The mayor of Bridgeport is equally enthusiastic about the project’s economic value and sustainability. “This project with Anaergia is another step toward realizing our vision outlined in the City of Bridgeport’s BGreen 2020 sustainability plan to help create jobs, save taxpayers money, and fight climate change,” says Bridgeport Mayor Bill Finch. “Generating clean energy from organic waste creates a “˜win-win’ scenario for us, enabling our city to tackle tough waste management challenges, cut costs and create a renewable energy source for our city.”
The biogas generated by the anaerobic digester facility will be used to run a generator providing electricity to West Side Wastewater Treatment Facility which has a treatment capacity of 30 million gallons per day for operational requirements and to provide energy supply resiliency in the event of a power grid failure.

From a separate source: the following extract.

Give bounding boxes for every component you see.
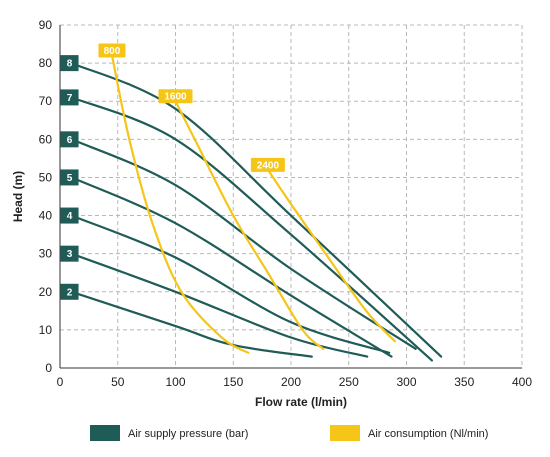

Occupying the small-scale application are fuels cells that can utilize biogas for power. In standard fuel cells two fuels are fed into the fuel cell at high pressure to force their interaction across a membrane. In a standard hydrogen fuel cell, these fuels are hydrogen and oxygen. The result is an electricity producing reaction. Similar in principle but different in operation are fuel cells that utilize biofuels. Biofuel cells use biocatalysts to create electrical energy. They come in two types, biofuel cells that utilize the energy of whole organisms (microbial fuel cells) and those that use the enzymes produced by microbes (enzymatic fuel cells).
A third type of fuel cell that indirectly utilizes biofuels are fuel cells that use biogas/methane or natural gas as the primary fuel. A leading developer of biofuel cells is ClearEdge Power Inc. located in Hillsboro, OR. Their Purecell Model 5 and Purecell Model 400 systems utilize natural gas or high quality biogas to produce 5 kW (21,000 BTU per hour) and 440 kW (up to 0.78 MMBTU per hour), respectively. An efficient design, it utilizes what would normally be waste heat from the fuel cell reaction to provide “low grade” heat for boilers, pools, hot tubs, radiant flooring, and space heating, further offsetting a customer’s energy costs. Overall, their systems provide 90% peak system efficiency, making them one of the most efficient applications of biogas fuel. For increased energy output, individual systems can be arranged in a minimal site footprint. Flexibility is as important as efficiency to the Purecell, and its design allows for installation outdoors or indoors, from basements to rooftops and requires a fraction of the area and volume required by equivalent solar/wind systems.And that sums up the promise of biofuel. It remains the only truly convenient form of solar energy—one that does not require a large physical footprint, can be efficiently stored in terms of energy per volume/mass, is easily transportable, is competitively priced with other liquid fuels, and is compatible with existing energy infrastructure. It has a bright future.